Je perdais complètement les pédales. Je ne pourrais pas vivre si je les perdais autant l'un que l'autre.

Et c'est là que je pris conscience que peut m'importait que je sois le père ou non de cet enfant, je l'aimais comme si c'était le mien et j'étais prêt à l'élever mais pas sans sa mère surtout pas sans sa mère. Elle m'était vital pour exister dans ce monde et cet enfant aura besoin de ses deux parents voire trois …

Monsieur s'il vous plaît respirez et calmez vous ! Vous êtes dans un hôpital !

Je m'exécutais. Je ne voulais pas me faire virer et ne pouvoir être là pour elle.

Excusez moi … je ne voulais pas …

Ne vous en faites pas, je comprends toute à fait ! Attendez en salle d'attente que le médecin vienne vous voir et vous donne des nouvelles.

Très bien, merci.

Quel est votre nom ?

CULLEN. Edward CULLEN

Très bien. Le médecin viendra vous chercher quand il aura terminé.

Je m'asseyais sur un des sièges de la salle d'attente.

Je détestais les hôpitaux. Il y avait cet aura de peine, de douleur … de mort.

Rien que ce mot me fit frissonner.

Elle ne pouvait pas … si c'était le cas, je l'aurais senti … au plus profond de moi, je l'aurais senti.

Elle fait partie de moi, elle est ma moitié si je l'avais perdu, je le saurais … et il me l'aurait dit.

J'avais peur de ce que l'on allait m'annoncer.

Je n'avais prévenu personne. Je ne savais pas si je devais le faire sachant que personne n'était au courant de sa grossesse. Je ne voulais pas qu'il apprenne comme cela.

J'avais pris ma décision. Je voulais de cet enfant. Qu'il soit de moi ou non, je le voulais. Il était une partie de sa mère qui était une partie de moi. Et peut-être qu'avec un peu de chance il était une partie de moi aussi …

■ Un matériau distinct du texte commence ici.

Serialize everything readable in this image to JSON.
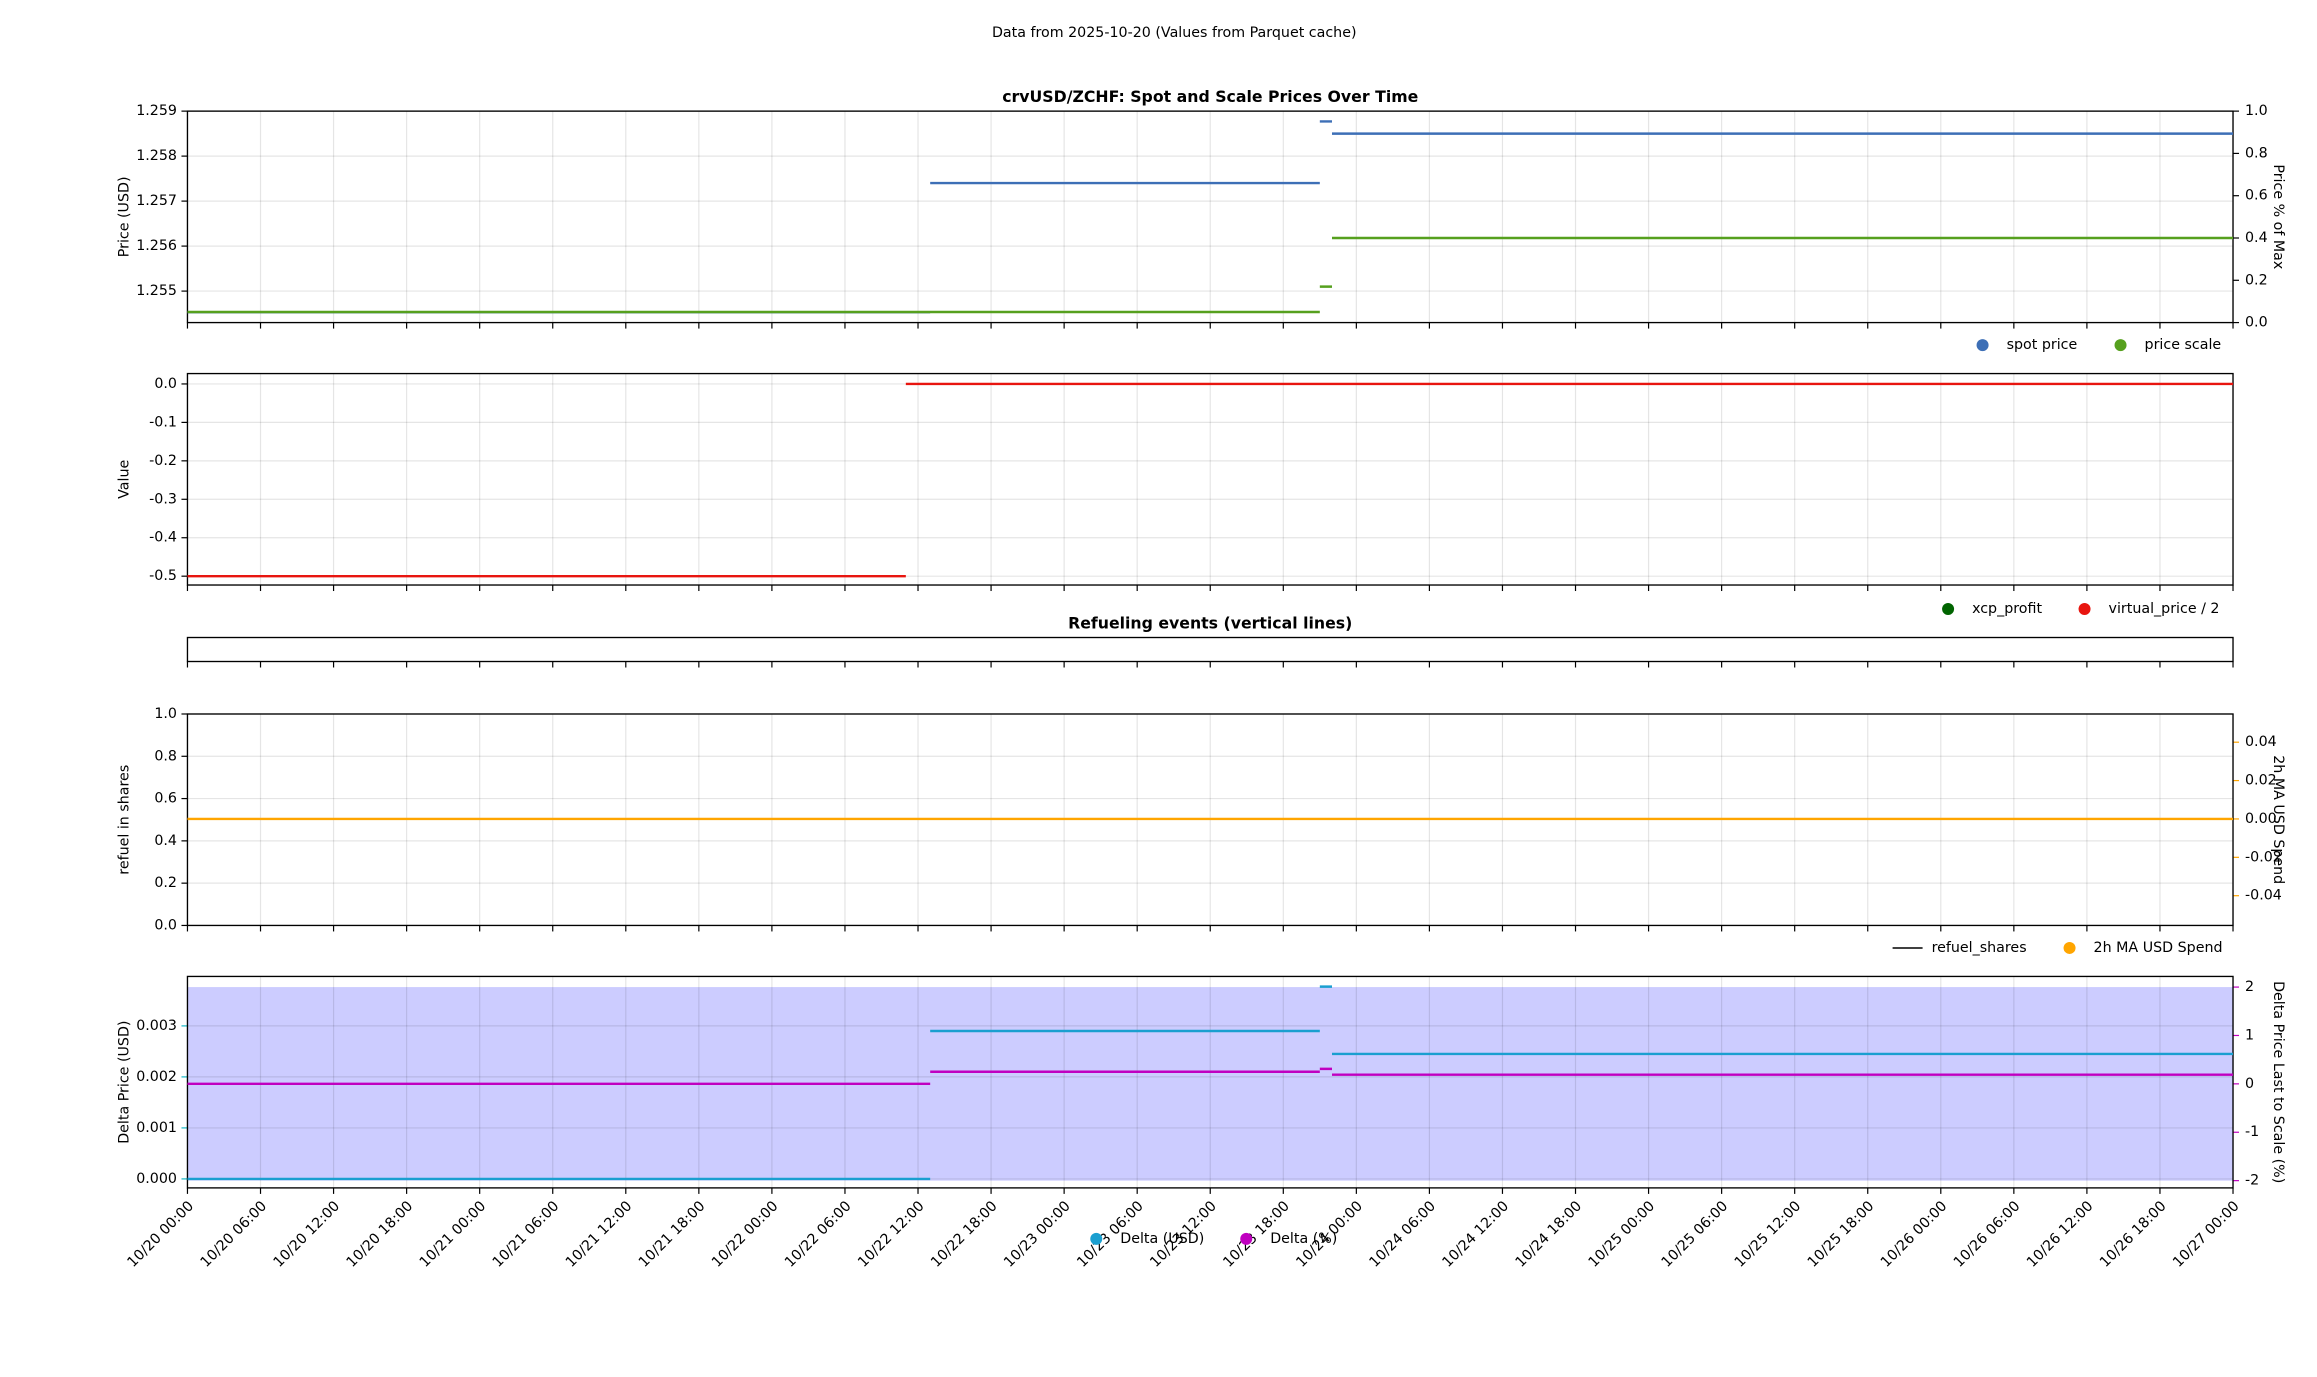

Je voulais lui annoncer. Il fallait qu'elle aille bien. Je devais lui dire que je voulais de ce bébé … de NOTRE bébé.

NOTRE bébé ! Je vais être papa. Cette constatation me fit bondir de bonheur avant de me rappeler que je n'avais aucune nouvelle de ma femme et que je ne savais pas dans quel état j'allais la retrouver. Mon moment de bonheur disparût aussitôt.

Deux heures !

Ça faisait 2 heures que j'attendais. 2 heures que je me demandais pourquoi le médecin mettait autant de temps avant de venir me parler … Était-ce si grave que cela ?

Alors que mes pensées étaient de plus en plus sombre, je sentis une main se poser sur mon épaule. Je relevais ma tête en sursautant.

Excusez moi … Monsieur CULLEN ?

Oui c'est moi, c'est moi

Venez avec moi

Je me levais rapidement afin de suivre le docteur. Une boule se forma dans le creux de mon estomac appréhendant ce qu'il allait m'annoncer.

Il me fit rentrer dans ce que je supposais être son bureau.

Docteur dîtes-moi ce qu'à ma femme, je vous en supplie

Calmez-vous. Je vais vous informer de l'était de votre compagne mais vous devez vous calmez d'accord ?

Oui

Je tentais de contrôler ma respiration qui s'était accéléré depuis que le docteur était venu me chercher dans la salle d'attente.

Mlle SWAN est actuellement en salle de réveil … plongé dans un léger coma …

DANS LE COMA ?

Dans le coma ! Bella, ma Bella était dans le coma …

Je vous ai demandé de vous calmez !

Alors … quand elle est arrivée au urgence, votre compagne, était déjà dans le coma. Les ambulanciers nous ont dit que lorsqu'ils l'ont sorti de sa voiture, elle ne réagissait pas et saignait de la tête.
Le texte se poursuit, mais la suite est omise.